In ‘Tale of the Wife of Bath’, Geoffrey Chaucer wrote:
In the olden days of King Arthur,
Of which Britons speak with great honor,
All this land was filled full of faerie.
The Elf-queen, with her jolly company,
Danced full oft in many a green mead.
This was the old opinion, as I read;
I speak of many hundred years ago.
But now no man sees elves any more.
And perhaps, the reason why no one can see elves anymore, is not that elves aren’t there for us to see, but that we simply don’t look for elves anymore. We seem to be afraid to try to look for them, or maybe we’re simply afraid to look into the unknown. There is no magic or secrets needed, but only an imagination that needs to have the courage to take ‘a sufficiently informed and planned leap into the unknown’.
During his lifetime, Edgar Poe would publish four volumes of his poems. The first volume of his poems of youth was published anonymously at his own expense – ‘Tamerlane and other Poems, by a Bostonian’, in 1827. Two years later, ‘Al Aaraaf, Tamerlane, and Minor Poems, by Edgar A. Poe’ was published, in 1829, followed by ‘Poems by Edgar A. Poe’, in 1831, and lastly, ‘The Raven and Other Poems, by Edgar A. Poe’, in 1845. Plus, a number of his unpublished poems would appear in ‘The Works of the late Edgar Allan Poe’, published by N.P. Willis, J.R. Lowell, and R.W. Griswold, in 1850.
Except for his two longer poems, ‘Tamerlane’ and ‘Al Aaraaf’, let’s take a look at all the others, and take a planned leap into the unknown genius of Edgar A. Poe.
1. Song
[from ‘The Raven and other Poems’]
Portrait of Edgar A. Poe by Samuel Osgood (1845)

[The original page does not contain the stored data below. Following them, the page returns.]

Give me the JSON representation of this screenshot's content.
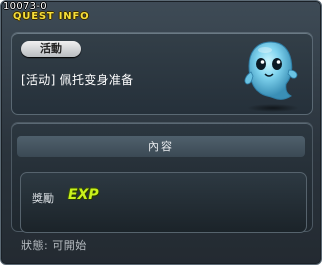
{
  "window": {
    "quest_id": "10073-0",
    "title": "QUEST INFO"
  },
  "quest": {
    "category": "活動",
    "name": "[活动] 佩托变身准备",
    "image_icon": "blue-ghost-icon"
  },
  "content": {
    "header": "內容",
    "reward_label": "獎勵",
    "reward_badge": "EXP"
  },
  "status": {
    "text": "狀態: 可開始"
  },
  "colors": {
    "title": "#f6de3a",
    "exp": "#c9f21c",
    "panel": "#2c3740"
  }
}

There are two version of this poem: the first ‘To — —’ from ‘Tamerlane and other Poems’ (1827), and the second, slightly altered, ‘Song’ from ‘The Raven and other Poems’ (1845).

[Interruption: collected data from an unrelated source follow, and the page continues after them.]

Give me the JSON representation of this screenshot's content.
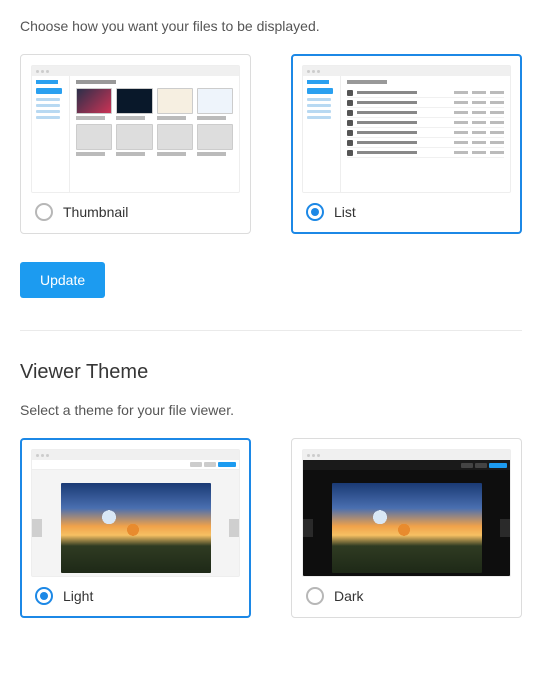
{
  "display": {
    "description": "Choose how you want your files to be displayed.",
    "options": {
      "thumbnail": {
        "label": "Thumbnail",
        "selected": false
      },
      "list": {
        "label": "List",
        "selected": true
      }
    },
    "update_button": "Update"
  },
  "viewer_theme": {
    "title": "Viewer Theme",
    "description": "Select a theme for your file viewer.",
    "options": {
      "light": {
        "label": "Light",
        "selected": true
      },
      "dark": {
        "label": "Dark",
        "selected": false
      }
    }
  }
}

I saw thee on thy bridal day –
When a burning blush came o’er thee,
Though happiness around thee lay,
The world all love before thee.
And in thine eye a kindling light
(Whatever it might be)
Was all on earth my chained sight
Of Loveliness could see.
That blush, perhaps, was maiden shame –
As such it well may pass –
Though its glow hath raised a fiercer flame
In the breast of him, alas!
Who saw thee on that bridal day,
When that deep blush would come o’er thee,
Though happiness around thee lay,
The world all love before thee.
Notes: What caused this ‘blush’ of our bride? What was this ‘shame’ of hers? What caused a ‘fiercer flame’ in him?
One story tells of a young man (Poe himself, perhaps) and young woman, whose love was not approved by the young woman’s father, because of the young man’s too low social status. Later, that young man, after having left town, returned one day – but on the day of his former girl friend’s wedding day! - to someone else!